Just at this time Julia’s youngest uncle, Chester Cox, wrote his mother from the big prison at San Quentin that he was coming home. The letter, pencilled on two sheets of lined, grayish paper, caused a good deal of discussion between Mrs. Cox, her husband, and her granddaughters. Chester, now about thirty years old, had been pardoned because of late evidence in his favour, when a five-year term for burglary was but one quarter served, but in his old father’s eyes a jailbird was a jailbird, and Chester was still in some mysterious way to blame. Mrs. Cox was only concerned because the boy was ill and out of a job and apt to prove a burden, but the three girls, frankly curious about him, nevertheless reserved judgment. He had always been an idler, he had always been a weakling, but if he really were accused falsely, they could champion him still.
The day he had set for his return was a Sunday, but he arrived unexpectedly on the Saturday afternoon, to find great trouble in the Mission Street house. Evelyn and Marguerite were free for the afternoon, and were in the kitchen with Julia and their grandmother. It had lately come to Evelyn’s ears that her grandfather had been borrowing money on the little property, and old Mrs. Cox was beside herself with anger and fear. The house was her one hope against a destitute old age. She fairly writhed at the contemplation of her husband’s treachery in undermining that one stay. While she was slaving and struggling, he had airily disposed of three hundred dollars. She was stifled by the thought.
“He’d ought to be sent to jail for it!” the old woman said bitterly.
“You can’t do it,” Evelyn, the bearer of the badnews, assured her impatiently.
“Well, he’ll see what I can do, when he gets home!” Mrs. Cox muttered. Julia, distressed by the scene, laid her hand over her grandmother’s old knotted one, as she sat beside her at the table, but could find no words with which to comfort her. Her soul was sick with this fresh sordid revelation; she felt as if she must scream in another minute of existence in this dreary, dirty house, with the glaring sunshine streaming in the kitchen window and a high summer wind howling outside.

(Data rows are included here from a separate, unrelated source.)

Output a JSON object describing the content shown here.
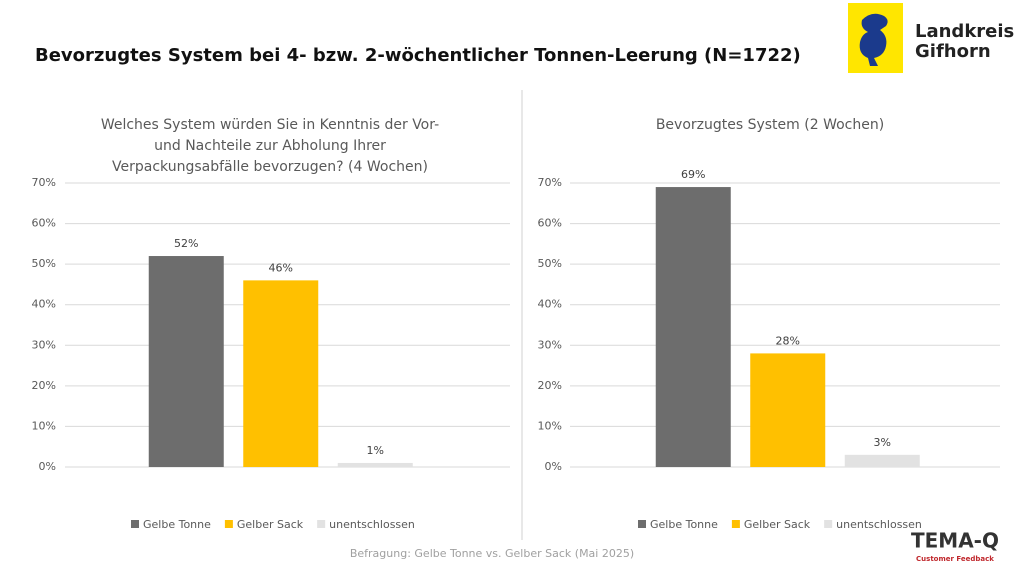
{
  "title": "Bevorzugtes System bei 4- bzw. 2-wöchentlicher Tonnen-Leerung (N=1722)",
  "logo": {
    "line1": "Landkreis",
    "line2": "Gifhorn"
  },
  "brand": {
    "name": "TEMA-Q",
    "tagline": "Customer Feedback"
  },
  "footer": "Befragung: Gelbe Tonne vs. Gelber Sack (Mai 2025)",
  "chart_data": [
    {
      "type": "bar",
      "title": [
        "Welches System würden Sie in Kenntnis der Vor-",
        "und Nachteile zur Abholung Ihrer",
        "Verpackungsabfälle bevorzugen? (4 Wochen)"
      ],
      "categories": [
        "Gelbe Tonne",
        "Gelber Sack",
        "unentschlossen"
      ],
      "values": [
        52,
        46,
        1
      ],
      "value_labels": [
        "52%",
        "46%",
        "1%"
      ],
      "colors": [
        "#6d6d6d",
        "#ffc000",
        "#e2e2e2"
      ],
      "ylim": [
        0,
        70
      ],
      "yticks": [
        {
          "value": 0,
          "label": "0%"
        },
        {
          "value": 10,
          "label": "10%"
        },
        {
          "value": 20,
          "label": "20%"
        },
        {
          "value": 30,
          "label": "30%"
        },
        {
          "value": 40,
          "label": "40%"
        },
        {
          "value": 50,
          "label": "50%"
        },
        {
          "value": 60,
          "label": "60%"
        },
        {
          "value": 70,
          "label": "70%"
        }
      ],
      "grid": true,
      "legend": "bottom"
    },
    {
      "type": "bar",
      "title": [
        "Bevorzugtes System (2 Wochen)"
      ],
      "categories": [
        "Gelbe Tonne",
        "Gelber Sack",
        "unentschlossen"
      ],
      "values": [
        69,
        28,
        3
      ],
      "value_labels": [
        "69%",
        "28%",
        "3%"
      ],
      "colors": [
        "#6d6d6d",
        "#ffc000",
        "#e2e2e2"
      ],
      "ylim": [
        0,
        70
      ],
      "yticks": [
        {
          "value": 0,
          "label": "0%"
        },
        {
          "value": 10,
          "label": "10%"
        },
        {
          "value": 20,
          "label": "20%"
        },
        {
          "value": 30,
          "label": "30%"
        },
        {
          "value": 40,
          "label": "40%"
        },
        {
          "value": 50,
          "label": "50%"
        },
        {
          "value": 60,
          "label": "60%"
        },
        {
          "value": 70,
          "label": "70%"
        }
      ],
      "grid": true,
      "legend": "bottom"
    }
  ]
}
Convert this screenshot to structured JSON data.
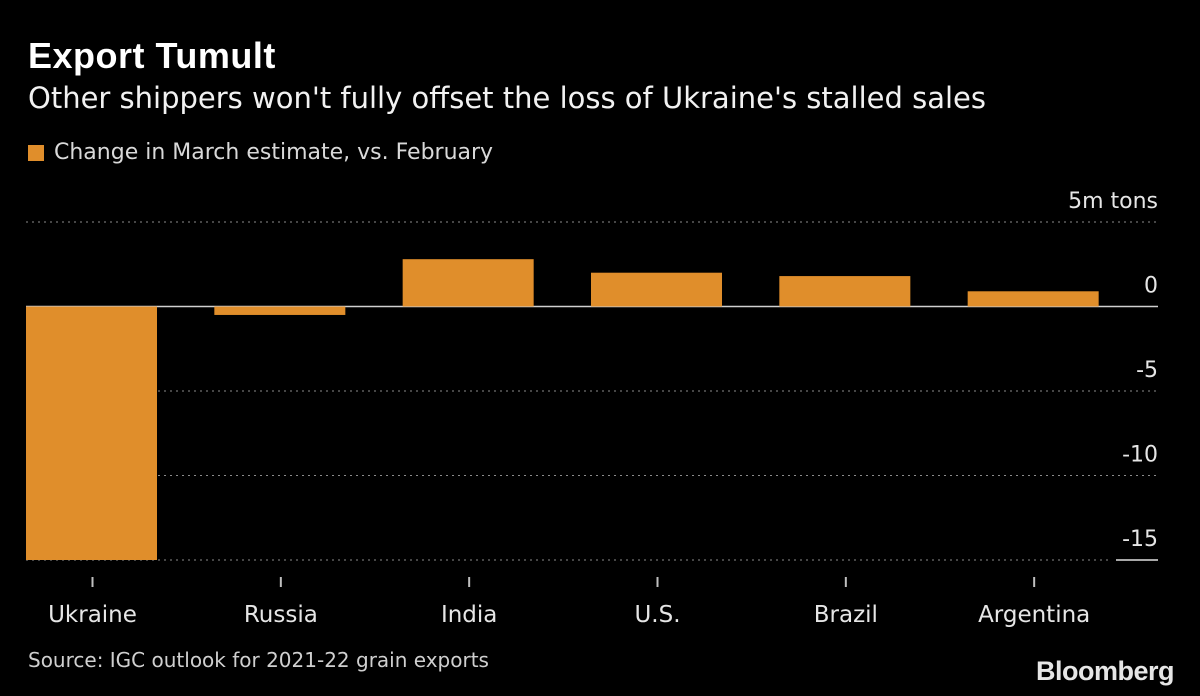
{
  "header": {
    "title": "Export Tumult",
    "subtitle": "Other shippers won't fully offset the loss of Ukraine's stalled sales"
  },
  "footer": {
    "source": "Source: IGC outlook for 2021-22 grain exports",
    "brand": "Bloomberg"
  },
  "colors": {
    "background": "#000000",
    "bar": "#e08e2b",
    "grid": "#8c8c8c",
    "text": "#ffffff"
  },
  "chart_data": {
    "type": "bar",
    "title": "Export Tumult",
    "subtitle": "Other shippers won't fully offset the loss of Ukraine's stalled sales",
    "categories": [
      "Ukraine",
      "Russia",
      "India",
      "U.S.",
      "Brazil",
      "Argentina"
    ],
    "series": [
      {
        "name": "Change in March estimate, vs. February",
        "values": [
          -15,
          -0.5,
          2.8,
          2.0,
          1.8,
          0.9
        ]
      }
    ],
    "xlabel": "",
    "ylabel": "",
    "ylim": [
      -15,
      5
    ],
    "yticks": [
      5,
      0,
      -5,
      -10,
      -15
    ],
    "ytick_labels": [
      "5m tons",
      "0",
      "-5",
      "-10",
      "-15"
    ],
    "grid": true,
    "legend": "top-left",
    "y_axis_position": "right"
  }
}
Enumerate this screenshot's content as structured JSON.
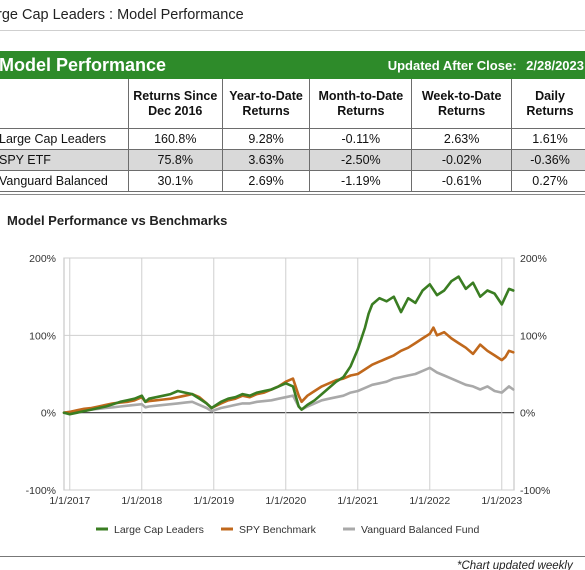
{
  "page": {
    "title": "rge Cap Leaders : Model Performance"
  },
  "table": {
    "banner_title": "Model Performance",
    "updated_label": "Updated After Close:",
    "updated_date": "2/28/2023",
    "headers": [
      "Returns Since Dec 2016",
      "Year-to-Date Returns",
      "Month-to-Date Returns",
      "Week-to-Date Returns",
      "Daily Returns"
    ],
    "rows": [
      {
        "name": "Large Cap Leaders",
        "values": [
          "160.8%",
          "9.28%",
          "-0.11%",
          "2.63%",
          "1.61%"
        ]
      },
      {
        "name": "SPY ETF",
        "values": [
          "75.8%",
          "3.63%",
          "-2.50%",
          "-0.02%",
          "-0.36%"
        ]
      },
      {
        "name": "Vanguard Balanced",
        "values": [
          "30.1%",
          "2.69%",
          "-1.19%",
          "-0.61%",
          "0.27%"
        ]
      }
    ]
  },
  "chart_title": "Model Performance vs Benchmarks",
  "footnote": "*Chart updated weekly",
  "chart_data": {
    "type": "line",
    "title": "",
    "xlabel": "",
    "ylabel": "",
    "x_ticks": [
      "1/1/2017",
      "1/1/2018",
      "1/1/2019",
      "1/1/2020",
      "1/1/2021",
      "1/1/2022",
      "1/1/2023"
    ],
    "y_ticks_left": [
      "200%",
      "100%",
      "0%",
      "-100%"
    ],
    "y_ticks_right": [
      "200%",
      "100%",
      "0%",
      "-100%"
    ],
    "ylim": [
      -100,
      200
    ],
    "xlim": [
      2016.92,
      2023.17
    ],
    "grid": true,
    "legend_position": "bottom",
    "series": [
      {
        "name": "Large Cap Leaders",
        "color": "#3a7d22",
        "x": [
          2016.92,
          2017.0,
          2017.1,
          2017.2,
          2017.3,
          2017.4,
          2017.5,
          2017.6,
          2017.7,
          2017.8,
          2017.9,
          2018.0,
          2018.05,
          2018.1,
          2018.2,
          2018.3,
          2018.4,
          2018.5,
          2018.6,
          2018.7,
          2018.8,
          2018.9,
          2018.97,
          2019.1,
          2019.2,
          2019.3,
          2019.4,
          2019.5,
          2019.6,
          2019.7,
          2019.8,
          2019.9,
          2020.0,
          2020.1,
          2020.18,
          2020.22,
          2020.3,
          2020.4,
          2020.5,
          2020.6,
          2020.7,
          2020.8,
          2020.9,
          2021.0,
          2021.1,
          2021.15,
          2021.2,
          2021.3,
          2021.4,
          2021.5,
          2021.6,
          2021.7,
          2021.8,
          2021.9,
          2022.0,
          2022.1,
          2022.2,
          2022.3,
          2022.4,
          2022.5,
          2022.6,
          2022.7,
          2022.8,
          2022.9,
          2023.0,
          2023.05,
          2023.1,
          2023.16
        ],
        "y": [
          0,
          -2,
          0,
          2,
          4,
          6,
          8,
          11,
          14,
          16,
          18,
          22,
          14,
          18,
          20,
          22,
          24,
          28,
          26,
          24,
          18,
          12,
          6,
          14,
          18,
          20,
          24,
          22,
          26,
          28,
          30,
          34,
          38,
          34,
          8,
          4,
          10,
          16,
          24,
          32,
          40,
          46,
          60,
          82,
          110,
          128,
          140,
          148,
          144,
          150,
          130,
          148,
          142,
          158,
          166,
          152,
          158,
          170,
          176,
          160,
          168,
          150,
          158,
          154,
          140,
          150,
          160,
          158
        ]
      },
      {
        "name": "SPY Benchmark",
        "color": "#c0681c",
        "x": [
          2016.92,
          2017.0,
          2017.1,
          2017.2,
          2017.3,
          2017.4,
          2017.5,
          2017.6,
          2017.7,
          2017.8,
          2017.9,
          2018.0,
          2018.05,
          2018.1,
          2018.2,
          2018.3,
          2018.4,
          2018.5,
          2018.6,
          2018.7,
          2018.8,
          2018.9,
          2018.97,
          2019.1,
          2019.2,
          2019.3,
          2019.4,
          2019.5,
          2019.6,
          2019.7,
          2019.8,
          2019.9,
          2020.0,
          2020.1,
          2020.18,
          2020.22,
          2020.3,
          2020.4,
          2020.5,
          2020.6,
          2020.7,
          2020.8,
          2020.9,
          2021.0,
          2021.1,
          2021.2,
          2021.3,
          2021.4,
          2021.5,
          2021.6,
          2021.7,
          2021.8,
          2021.9,
          2022.0,
          2022.05,
          2022.1,
          2022.2,
          2022.3,
          2022.4,
          2022.5,
          2022.6,
          2022.7,
          2022.8,
          2022.9,
          2023.0,
          2023.05,
          2023.1,
          2023.16
        ],
        "y": [
          0,
          1,
          3,
          5,
          6,
          8,
          10,
          12,
          13,
          14,
          16,
          20,
          14,
          15,
          16,
          17,
          18,
          20,
          22,
          24,
          20,
          12,
          6,
          12,
          16,
          18,
          22,
          20,
          24,
          26,
          30,
          34,
          40,
          44,
          22,
          14,
          22,
          28,
          34,
          38,
          42,
          44,
          48,
          50,
          56,
          62,
          66,
          70,
          74,
          80,
          84,
          90,
          96,
          102,
          110,
          100,
          104,
          96,
          90,
          84,
          76,
          88,
          80,
          74,
          68,
          72,
          80,
          78
        ]
      },
      {
        "name": "Vanguard Balanced Fund",
        "color": "#a9a9a9",
        "x": [
          2016.92,
          2017.0,
          2017.1,
          2017.2,
          2017.3,
          2017.4,
          2017.5,
          2017.6,
          2017.7,
          2017.8,
          2017.9,
          2018.0,
          2018.05,
          2018.1,
          2018.2,
          2018.3,
          2018.4,
          2018.5,
          2018.6,
          2018.7,
          2018.8,
          2018.9,
          2018.97,
          2019.1,
          2019.2,
          2019.3,
          2019.4,
          2019.5,
          2019.6,
          2019.7,
          2019.8,
          2019.9,
          2020.0,
          2020.1,
          2020.18,
          2020.22,
          2020.3,
          2020.4,
          2020.5,
          2020.6,
          2020.7,
          2020.8,
          2020.9,
          2021.0,
          2021.1,
          2021.2,
          2021.3,
          2021.4,
          2021.5,
          2021.6,
          2021.7,
          2021.8,
          2021.9,
          2022.0,
          2022.1,
          2022.2,
          2022.3,
          2022.4,
          2022.5,
          2022.6,
          2022.7,
          2022.8,
          2022.9,
          2023.0,
          2023.05,
          2023.1,
          2023.16
        ],
        "y": [
          0,
          1,
          2,
          3,
          4,
          5,
          6,
          7,
          8,
          9,
          10,
          11,
          7,
          8,
          9,
          10,
          11,
          12,
          13,
          14,
          10,
          6,
          2,
          6,
          8,
          10,
          12,
          12,
          14,
          15,
          16,
          18,
          20,
          22,
          8,
          4,
          8,
          12,
          16,
          18,
          20,
          22,
          26,
          28,
          32,
          36,
          38,
          40,
          44,
          46,
          48,
          50,
          54,
          58,
          52,
          48,
          44,
          40,
          36,
          34,
          30,
          34,
          28,
          26,
          30,
          34,
          30
        ]
      }
    ]
  }
}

The talk was ended by a ring at the door, and Julia went through the dark, stifling passage to admit a lean, pale young man, with a rough growth of light hair on his sunken cheeks, and a curious look of not belonging to his clothes.
“It’s Uncle Chess, Grandma,” said she, leading the way back to the kitchen. Mrs. Cox gave her youngest child a kiss, assuring him that she never would have known him, he looked like a ghost, she said, and Chester sat down and talked a little awkwardly to his mother and nieces. His voice was husky, full of apologetic cadences; he explained painstakingly the chance that had brought him home twenty-four hours early, as if it were the most important thing in the world. Julia, helping her grandmother with preparations for dinner, did not know why she found Chester’s presence unendurably trying; she did not know that it was pity that wrung her heart; she only wished he were not there.